Durch das Alpgebiet fließen eine Vielzahl von Bächen. Die Hauptentwässerung erfolgt über den Vermielbach, der weitgehend von Süd nach Nord fließt und diese zahlreichen Bäche aufnimmt und bei St. Gallenkirch in die Ill mündet. Der ökologische Zustand wird mit „gut“ bewertet. Es sind sich keine wasserwirtschaftlich relevanten Anlagen im Einzugsgebiet.[5]

Wandern

Von der Bergstation der Versettlabahn II (2010 m ü. A.) gelangt man in etwa 20 Minuten zur Alpe Nova (auch für gute Kinderwagen geeignet). Von hier kann z. B. über das Matschuner Joch (2390 m ü. A.) auf die Madrisella (2466 m ü. A.) gegangen werden. Von der Bergstation de Versettlabahn I sind es rund 1 ½ Stunden Wanderzeit.

Von der Bergstation der Garfrescha Bahn I zum Gantekopf (auch Gantakopf, 1958 m ü. A.) zur Nova Stuba dauert der Anmarsch etwa 1 ½ Stunden. Die Rundwanderung mit Rückgang durch das Tal dauert etwa 3 ½ Stunden.

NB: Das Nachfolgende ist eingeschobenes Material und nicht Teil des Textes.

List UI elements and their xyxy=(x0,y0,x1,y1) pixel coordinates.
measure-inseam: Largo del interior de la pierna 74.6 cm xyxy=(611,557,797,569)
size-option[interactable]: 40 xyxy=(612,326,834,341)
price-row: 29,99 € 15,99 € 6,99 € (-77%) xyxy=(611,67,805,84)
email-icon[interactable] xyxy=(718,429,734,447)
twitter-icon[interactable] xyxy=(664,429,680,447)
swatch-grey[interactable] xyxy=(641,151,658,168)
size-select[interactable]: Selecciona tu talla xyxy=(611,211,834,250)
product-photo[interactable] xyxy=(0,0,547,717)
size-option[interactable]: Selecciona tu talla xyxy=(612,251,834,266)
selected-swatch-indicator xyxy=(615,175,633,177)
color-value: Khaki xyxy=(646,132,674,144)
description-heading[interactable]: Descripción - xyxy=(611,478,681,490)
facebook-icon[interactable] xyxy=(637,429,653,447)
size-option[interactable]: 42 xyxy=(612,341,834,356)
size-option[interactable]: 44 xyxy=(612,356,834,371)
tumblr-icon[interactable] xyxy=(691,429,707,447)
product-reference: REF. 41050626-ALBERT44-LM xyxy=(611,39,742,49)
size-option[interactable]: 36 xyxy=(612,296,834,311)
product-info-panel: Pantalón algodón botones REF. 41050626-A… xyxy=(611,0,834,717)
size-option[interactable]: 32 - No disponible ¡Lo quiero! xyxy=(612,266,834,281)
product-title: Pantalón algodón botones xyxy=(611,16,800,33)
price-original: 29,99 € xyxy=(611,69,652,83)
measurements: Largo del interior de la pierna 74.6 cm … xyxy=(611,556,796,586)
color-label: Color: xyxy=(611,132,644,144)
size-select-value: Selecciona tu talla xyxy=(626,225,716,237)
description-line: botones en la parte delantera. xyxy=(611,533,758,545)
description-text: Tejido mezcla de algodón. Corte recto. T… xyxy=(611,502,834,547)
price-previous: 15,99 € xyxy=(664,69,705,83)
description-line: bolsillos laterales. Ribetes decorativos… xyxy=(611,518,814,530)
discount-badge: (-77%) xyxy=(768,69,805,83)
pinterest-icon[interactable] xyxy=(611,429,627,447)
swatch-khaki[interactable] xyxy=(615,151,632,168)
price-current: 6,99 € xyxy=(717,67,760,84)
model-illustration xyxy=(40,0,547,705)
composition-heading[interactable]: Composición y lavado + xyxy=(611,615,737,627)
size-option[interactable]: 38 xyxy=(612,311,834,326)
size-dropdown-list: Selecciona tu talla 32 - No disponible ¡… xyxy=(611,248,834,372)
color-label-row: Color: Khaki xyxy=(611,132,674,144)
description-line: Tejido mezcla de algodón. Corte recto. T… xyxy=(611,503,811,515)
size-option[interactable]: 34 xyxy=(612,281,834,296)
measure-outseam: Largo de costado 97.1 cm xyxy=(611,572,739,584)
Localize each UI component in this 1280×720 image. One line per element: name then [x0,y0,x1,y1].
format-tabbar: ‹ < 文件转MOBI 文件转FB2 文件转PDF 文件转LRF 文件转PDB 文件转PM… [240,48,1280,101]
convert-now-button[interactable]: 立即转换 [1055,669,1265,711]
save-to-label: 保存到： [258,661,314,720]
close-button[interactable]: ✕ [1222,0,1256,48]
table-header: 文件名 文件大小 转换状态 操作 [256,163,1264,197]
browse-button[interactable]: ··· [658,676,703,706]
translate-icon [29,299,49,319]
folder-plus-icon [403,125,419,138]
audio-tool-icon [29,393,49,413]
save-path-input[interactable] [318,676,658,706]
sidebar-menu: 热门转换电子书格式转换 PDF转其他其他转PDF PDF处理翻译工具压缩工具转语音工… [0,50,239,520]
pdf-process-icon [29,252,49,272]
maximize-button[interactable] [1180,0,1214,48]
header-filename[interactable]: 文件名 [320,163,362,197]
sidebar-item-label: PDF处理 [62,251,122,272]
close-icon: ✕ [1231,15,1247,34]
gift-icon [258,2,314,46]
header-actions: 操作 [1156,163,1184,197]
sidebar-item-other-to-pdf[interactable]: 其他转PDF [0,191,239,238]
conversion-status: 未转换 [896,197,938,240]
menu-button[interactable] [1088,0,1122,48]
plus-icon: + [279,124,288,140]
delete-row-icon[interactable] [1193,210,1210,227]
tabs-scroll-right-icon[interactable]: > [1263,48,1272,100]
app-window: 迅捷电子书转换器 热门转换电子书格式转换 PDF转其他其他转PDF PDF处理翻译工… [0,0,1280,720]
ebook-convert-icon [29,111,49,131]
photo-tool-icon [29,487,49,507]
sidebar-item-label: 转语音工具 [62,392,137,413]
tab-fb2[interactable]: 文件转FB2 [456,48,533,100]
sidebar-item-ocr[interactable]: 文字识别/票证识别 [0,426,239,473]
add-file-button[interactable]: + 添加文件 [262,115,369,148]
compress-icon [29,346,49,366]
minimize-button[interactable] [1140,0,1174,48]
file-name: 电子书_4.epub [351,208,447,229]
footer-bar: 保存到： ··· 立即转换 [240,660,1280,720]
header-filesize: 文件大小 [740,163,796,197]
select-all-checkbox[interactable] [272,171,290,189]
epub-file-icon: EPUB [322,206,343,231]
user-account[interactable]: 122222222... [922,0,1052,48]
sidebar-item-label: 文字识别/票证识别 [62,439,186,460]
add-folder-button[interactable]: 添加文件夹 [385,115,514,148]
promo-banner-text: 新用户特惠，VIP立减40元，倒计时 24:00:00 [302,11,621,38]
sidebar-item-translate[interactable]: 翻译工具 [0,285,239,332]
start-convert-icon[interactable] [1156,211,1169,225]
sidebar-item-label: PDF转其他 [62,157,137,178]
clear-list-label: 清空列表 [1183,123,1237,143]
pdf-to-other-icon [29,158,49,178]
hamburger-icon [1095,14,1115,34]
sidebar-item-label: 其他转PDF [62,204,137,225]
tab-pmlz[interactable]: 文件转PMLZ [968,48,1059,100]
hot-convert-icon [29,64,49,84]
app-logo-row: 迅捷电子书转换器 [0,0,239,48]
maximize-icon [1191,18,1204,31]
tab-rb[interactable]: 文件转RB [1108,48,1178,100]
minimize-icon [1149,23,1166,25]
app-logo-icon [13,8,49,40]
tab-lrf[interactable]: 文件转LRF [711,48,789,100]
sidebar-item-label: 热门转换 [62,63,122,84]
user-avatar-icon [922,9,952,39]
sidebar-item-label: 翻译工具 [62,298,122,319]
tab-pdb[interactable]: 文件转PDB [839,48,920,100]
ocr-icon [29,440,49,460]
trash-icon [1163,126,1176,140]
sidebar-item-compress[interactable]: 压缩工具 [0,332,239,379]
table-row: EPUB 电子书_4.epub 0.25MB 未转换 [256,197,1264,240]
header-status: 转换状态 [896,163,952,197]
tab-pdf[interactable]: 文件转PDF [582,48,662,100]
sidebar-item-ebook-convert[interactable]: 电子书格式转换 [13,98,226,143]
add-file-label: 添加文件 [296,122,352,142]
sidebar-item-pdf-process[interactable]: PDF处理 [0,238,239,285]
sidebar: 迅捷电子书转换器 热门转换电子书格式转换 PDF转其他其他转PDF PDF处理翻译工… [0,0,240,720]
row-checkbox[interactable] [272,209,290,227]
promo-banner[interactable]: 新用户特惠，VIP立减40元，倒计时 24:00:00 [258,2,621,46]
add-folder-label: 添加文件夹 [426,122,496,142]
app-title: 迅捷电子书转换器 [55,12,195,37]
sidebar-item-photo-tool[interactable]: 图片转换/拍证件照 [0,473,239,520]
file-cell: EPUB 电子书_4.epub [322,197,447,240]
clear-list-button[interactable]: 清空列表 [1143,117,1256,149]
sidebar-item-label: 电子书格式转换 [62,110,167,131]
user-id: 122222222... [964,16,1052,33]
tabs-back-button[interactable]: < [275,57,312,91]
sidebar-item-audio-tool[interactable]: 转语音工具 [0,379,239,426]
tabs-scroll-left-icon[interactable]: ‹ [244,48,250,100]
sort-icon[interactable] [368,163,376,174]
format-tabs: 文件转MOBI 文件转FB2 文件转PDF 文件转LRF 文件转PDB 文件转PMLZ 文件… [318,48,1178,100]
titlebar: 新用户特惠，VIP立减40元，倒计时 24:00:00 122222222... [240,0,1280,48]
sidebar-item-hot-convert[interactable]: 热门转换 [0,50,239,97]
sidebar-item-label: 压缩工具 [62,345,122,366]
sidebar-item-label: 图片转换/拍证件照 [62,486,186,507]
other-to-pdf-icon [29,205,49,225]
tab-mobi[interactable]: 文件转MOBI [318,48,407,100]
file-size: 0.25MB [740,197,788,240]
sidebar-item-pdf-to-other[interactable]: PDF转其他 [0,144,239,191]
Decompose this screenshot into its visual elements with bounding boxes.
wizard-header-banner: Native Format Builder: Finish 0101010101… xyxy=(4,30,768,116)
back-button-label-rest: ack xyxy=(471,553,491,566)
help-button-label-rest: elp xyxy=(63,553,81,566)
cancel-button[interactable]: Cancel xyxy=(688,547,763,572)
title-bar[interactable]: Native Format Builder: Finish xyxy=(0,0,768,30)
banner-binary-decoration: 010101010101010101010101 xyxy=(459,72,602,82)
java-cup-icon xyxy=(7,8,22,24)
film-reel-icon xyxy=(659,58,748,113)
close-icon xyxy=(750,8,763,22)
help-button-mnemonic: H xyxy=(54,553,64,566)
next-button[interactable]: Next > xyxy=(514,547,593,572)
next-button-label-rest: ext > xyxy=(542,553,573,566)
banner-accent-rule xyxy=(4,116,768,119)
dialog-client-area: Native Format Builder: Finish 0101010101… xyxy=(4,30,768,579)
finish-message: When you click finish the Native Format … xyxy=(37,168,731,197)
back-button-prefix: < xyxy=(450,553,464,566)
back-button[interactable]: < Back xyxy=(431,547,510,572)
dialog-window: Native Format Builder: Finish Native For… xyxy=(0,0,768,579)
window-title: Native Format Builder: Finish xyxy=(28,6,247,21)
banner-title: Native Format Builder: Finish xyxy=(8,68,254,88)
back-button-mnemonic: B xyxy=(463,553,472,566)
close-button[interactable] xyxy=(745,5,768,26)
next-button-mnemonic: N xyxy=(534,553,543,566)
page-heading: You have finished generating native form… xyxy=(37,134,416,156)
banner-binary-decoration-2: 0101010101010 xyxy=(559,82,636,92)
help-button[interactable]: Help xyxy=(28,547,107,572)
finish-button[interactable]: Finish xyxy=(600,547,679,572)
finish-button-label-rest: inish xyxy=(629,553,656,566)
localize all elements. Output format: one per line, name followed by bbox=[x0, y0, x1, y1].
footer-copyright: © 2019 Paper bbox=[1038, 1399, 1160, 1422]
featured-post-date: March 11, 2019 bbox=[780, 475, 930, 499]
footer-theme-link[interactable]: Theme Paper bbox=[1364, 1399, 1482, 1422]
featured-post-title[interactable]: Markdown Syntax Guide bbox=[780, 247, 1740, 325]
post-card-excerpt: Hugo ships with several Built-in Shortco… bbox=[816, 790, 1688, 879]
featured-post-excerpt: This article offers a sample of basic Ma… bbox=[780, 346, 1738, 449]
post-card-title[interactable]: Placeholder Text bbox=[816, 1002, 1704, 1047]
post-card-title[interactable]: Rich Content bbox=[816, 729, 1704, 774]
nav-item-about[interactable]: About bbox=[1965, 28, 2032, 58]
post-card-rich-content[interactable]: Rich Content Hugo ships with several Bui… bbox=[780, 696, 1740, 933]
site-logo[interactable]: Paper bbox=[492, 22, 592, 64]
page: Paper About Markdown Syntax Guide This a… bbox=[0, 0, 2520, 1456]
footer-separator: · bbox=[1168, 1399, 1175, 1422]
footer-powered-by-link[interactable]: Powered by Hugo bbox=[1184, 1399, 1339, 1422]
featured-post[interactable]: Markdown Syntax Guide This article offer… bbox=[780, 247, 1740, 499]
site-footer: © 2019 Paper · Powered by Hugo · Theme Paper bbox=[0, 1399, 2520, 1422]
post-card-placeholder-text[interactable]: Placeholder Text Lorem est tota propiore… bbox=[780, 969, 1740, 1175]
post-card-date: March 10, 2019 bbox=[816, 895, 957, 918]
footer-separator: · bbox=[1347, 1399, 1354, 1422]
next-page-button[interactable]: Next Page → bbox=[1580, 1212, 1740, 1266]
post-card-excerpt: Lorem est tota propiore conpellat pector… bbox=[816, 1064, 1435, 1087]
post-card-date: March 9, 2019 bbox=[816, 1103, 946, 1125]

Die Wanderwege im Bereich der Versettlabahn und die Weißzone Nova sind im Sommer und Winter stark frequentiert.

Einzelnachweise

  1. 1,0 1,1 Alpe Nova, Webseite: montafon.at.
  2. Bestoßen bezeichnet das Beziehen der Alpe mit einer bestimmten Anzahl von Tieren.
  3. 09 Nova - Weisszone, Webseite: vorarlberg.at, S. 71.
  4. 09 Nova - Weisszone, Webseite: vorarlberg.at, S. 73.
  5. 09 Nova - Weisszone, Webseite: vorarlberg.at, S. 77.